Y así en cada ciudad de nuestro país hay aún muchas muestras valiosas de lo que en otro tiempo orgullecía a todo mexicano (a).
Les cuento a mis amables lectores: En la ciudad de Guadalajara, también hace algunos años, las casas se disfrutaban pues eran enormes (rentadas por la clase media, que ganaba lo justo, aclaro) y niñas y niños vivíamos a nuestro antojo, pues invitábamos a hijos e hijas de nuestros vecinos, y compañeros de escuela, a celebrar nuestros cumpleaños, o simplemente jugábamos por las tardes fuera en el patio, o huerto, de la casa de los anfitriones, o en plena calle, juegos como “encantados”, “la traís”, o entre otros más, al burro, aunque con éste a las niñas nos regañaban luego las mamás, pues había que brincar a quienes les tocaba hacerse un “ovillo” (a veces, varios niños en fila), y las niñas no usábamos pantalón pero sí vestido más abajo de la rodilla, por tanto, “no pasaba nada” al brincar al, o los, chicos en turno (a las niñas no nos dejaban hacer de burro por ser “impropio”, pero era divertido romper esa regla, aunque luego nos regañaran, de nuevo, las mamás). Y ¿qué decir de cuando aprendimos a patinar sobre ruedas? La dicha de poder soltarnos, después de unos tres o cuatro días de intentarlo yendo de una reja de las ventanas, a otra, era enorme al hacerlo, ya por siempre, y deslizarnos sobre las banquetas o en los parques cercanos.

Y así seguimos aprendiendo no sólo juegos y habilidades, sino a valernos por nosotras (os) mismas (os), con destreza y seguridad, apoyándonos en los conocimientos adquiridos en la escuela, desde lo elemental hasta lo muy avanzado y de ahí en adelante crear nuestro propio mundo.

¿Por qué he llegado hasta aquí?
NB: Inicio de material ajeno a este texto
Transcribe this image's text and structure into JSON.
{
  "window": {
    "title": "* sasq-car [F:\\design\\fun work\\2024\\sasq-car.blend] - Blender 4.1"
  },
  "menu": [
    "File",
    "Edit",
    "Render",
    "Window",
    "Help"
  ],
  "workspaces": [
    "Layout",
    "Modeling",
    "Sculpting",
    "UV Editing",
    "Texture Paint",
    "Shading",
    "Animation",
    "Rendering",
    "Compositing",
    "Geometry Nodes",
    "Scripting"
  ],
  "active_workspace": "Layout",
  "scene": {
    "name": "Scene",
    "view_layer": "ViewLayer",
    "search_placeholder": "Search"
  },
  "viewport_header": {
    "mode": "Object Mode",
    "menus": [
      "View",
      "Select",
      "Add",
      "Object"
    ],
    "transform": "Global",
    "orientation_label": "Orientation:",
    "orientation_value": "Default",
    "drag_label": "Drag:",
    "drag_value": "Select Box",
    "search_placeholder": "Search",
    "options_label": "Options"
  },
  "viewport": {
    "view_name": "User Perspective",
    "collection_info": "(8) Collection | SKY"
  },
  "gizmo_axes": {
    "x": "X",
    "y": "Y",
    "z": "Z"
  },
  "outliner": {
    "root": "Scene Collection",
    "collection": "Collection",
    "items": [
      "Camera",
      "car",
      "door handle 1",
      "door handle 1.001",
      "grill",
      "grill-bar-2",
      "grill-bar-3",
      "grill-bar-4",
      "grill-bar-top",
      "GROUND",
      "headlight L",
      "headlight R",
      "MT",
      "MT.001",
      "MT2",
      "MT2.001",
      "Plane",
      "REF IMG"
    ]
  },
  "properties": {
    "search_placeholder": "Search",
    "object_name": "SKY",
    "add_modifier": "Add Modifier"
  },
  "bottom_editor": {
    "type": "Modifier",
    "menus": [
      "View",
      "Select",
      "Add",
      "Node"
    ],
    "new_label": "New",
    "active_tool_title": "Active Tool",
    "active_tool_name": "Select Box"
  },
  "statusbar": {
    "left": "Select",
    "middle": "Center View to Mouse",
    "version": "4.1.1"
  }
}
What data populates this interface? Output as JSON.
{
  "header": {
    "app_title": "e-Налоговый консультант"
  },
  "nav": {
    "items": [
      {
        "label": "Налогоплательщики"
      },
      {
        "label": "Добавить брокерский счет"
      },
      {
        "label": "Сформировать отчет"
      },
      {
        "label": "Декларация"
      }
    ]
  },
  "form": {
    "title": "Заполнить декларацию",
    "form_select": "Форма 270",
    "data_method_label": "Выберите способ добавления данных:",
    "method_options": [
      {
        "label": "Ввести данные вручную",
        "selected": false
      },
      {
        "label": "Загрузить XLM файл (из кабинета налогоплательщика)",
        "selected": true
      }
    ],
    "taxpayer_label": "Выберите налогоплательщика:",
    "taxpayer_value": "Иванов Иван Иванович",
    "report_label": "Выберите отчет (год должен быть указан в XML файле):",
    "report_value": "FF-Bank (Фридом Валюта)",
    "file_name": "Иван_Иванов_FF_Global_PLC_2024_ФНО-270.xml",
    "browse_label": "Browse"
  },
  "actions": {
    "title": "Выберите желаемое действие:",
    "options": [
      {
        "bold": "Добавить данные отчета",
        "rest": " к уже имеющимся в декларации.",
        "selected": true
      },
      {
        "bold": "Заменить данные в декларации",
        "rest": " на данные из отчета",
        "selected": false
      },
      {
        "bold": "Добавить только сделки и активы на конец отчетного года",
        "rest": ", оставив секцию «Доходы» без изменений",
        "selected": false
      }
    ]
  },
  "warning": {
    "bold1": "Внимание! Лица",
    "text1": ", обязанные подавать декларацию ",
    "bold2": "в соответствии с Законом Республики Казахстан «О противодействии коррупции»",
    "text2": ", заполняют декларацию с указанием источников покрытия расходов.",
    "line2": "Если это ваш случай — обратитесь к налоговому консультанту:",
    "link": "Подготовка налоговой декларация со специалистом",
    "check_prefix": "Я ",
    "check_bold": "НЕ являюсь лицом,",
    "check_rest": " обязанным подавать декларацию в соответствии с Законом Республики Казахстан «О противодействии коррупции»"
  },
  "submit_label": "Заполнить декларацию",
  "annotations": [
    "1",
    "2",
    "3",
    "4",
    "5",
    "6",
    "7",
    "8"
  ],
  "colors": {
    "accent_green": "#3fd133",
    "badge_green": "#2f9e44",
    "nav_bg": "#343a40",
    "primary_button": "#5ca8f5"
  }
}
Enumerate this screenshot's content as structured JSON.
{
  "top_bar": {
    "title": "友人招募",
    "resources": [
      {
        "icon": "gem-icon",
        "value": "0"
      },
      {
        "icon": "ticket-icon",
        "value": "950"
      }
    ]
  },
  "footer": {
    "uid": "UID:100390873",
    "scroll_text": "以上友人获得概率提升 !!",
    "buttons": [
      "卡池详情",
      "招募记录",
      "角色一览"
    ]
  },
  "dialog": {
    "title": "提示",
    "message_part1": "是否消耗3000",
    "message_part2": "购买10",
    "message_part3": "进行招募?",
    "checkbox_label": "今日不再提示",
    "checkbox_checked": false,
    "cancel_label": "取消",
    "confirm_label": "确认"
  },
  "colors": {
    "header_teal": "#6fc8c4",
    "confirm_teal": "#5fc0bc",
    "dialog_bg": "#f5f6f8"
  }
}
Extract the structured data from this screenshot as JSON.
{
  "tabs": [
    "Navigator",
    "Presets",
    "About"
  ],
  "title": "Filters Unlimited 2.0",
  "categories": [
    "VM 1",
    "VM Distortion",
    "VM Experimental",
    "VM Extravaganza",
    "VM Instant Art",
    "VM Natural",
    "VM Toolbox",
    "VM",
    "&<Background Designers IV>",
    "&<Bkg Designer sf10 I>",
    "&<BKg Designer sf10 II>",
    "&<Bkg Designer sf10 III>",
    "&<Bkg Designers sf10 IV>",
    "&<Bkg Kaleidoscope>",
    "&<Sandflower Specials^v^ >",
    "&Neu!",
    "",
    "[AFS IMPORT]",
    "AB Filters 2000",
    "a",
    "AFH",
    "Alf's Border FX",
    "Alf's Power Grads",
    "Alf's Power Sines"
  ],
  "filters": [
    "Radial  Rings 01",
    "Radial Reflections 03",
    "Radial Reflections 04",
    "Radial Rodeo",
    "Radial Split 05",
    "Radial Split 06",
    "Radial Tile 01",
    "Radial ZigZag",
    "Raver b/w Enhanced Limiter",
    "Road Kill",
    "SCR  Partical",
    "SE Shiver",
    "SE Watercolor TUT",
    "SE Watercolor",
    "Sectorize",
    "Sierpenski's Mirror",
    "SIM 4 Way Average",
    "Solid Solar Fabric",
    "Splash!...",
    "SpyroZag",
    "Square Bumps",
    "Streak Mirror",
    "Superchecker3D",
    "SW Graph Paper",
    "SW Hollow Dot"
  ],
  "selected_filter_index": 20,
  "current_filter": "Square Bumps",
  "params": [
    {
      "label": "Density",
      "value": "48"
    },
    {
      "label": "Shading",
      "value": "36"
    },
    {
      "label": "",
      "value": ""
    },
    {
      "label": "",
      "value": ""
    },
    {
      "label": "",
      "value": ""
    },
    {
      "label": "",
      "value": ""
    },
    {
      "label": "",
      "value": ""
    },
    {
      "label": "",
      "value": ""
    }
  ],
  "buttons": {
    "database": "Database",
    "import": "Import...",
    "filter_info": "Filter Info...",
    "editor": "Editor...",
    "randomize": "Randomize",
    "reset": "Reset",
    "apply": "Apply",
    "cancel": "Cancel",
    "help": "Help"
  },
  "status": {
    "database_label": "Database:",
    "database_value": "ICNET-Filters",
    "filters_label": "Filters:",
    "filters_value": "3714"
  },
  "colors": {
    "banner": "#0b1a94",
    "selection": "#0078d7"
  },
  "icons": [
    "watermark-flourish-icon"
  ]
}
Porque al ver a esos bebés cargados por sus madres indigentes, que ni idea tienen de lo que irá a ser de ellos (as) al crecer, se me ocurre pensar si sería mucho pedir a Dios y a la Virgen y algún Santo (a) ; y repito, como siempre, que no soy “mocha”, pero en estos casos (y muchos, muchos más) podría ser que ocurriera un milagro: que toquen el corazón, si lo tienen a quienes SÍ podrían apoyar con asilo, comida, vestido y… estudio (siempre con ese corazón en la mano a quienes los vayan a atender) para darles la oportunidad de crecer como seres humanos pensantes que son, si se les ofrecen “miguitas de ternura”, como dice la canción de Alberto Cortés.

Y, seguramente, todos esos bebés, y niñas y niños de poca edad, sentados o de pie, con sus rostros mostrando la tristeza y el hambre junto a sus madres, lanzarían bendiciones a sus benefactores, al crecer en un ambiente sano y JUSTO. Bendiciones que pudieran, tal vez, darles más satisfacción que el exceso de bienes ¿será posible?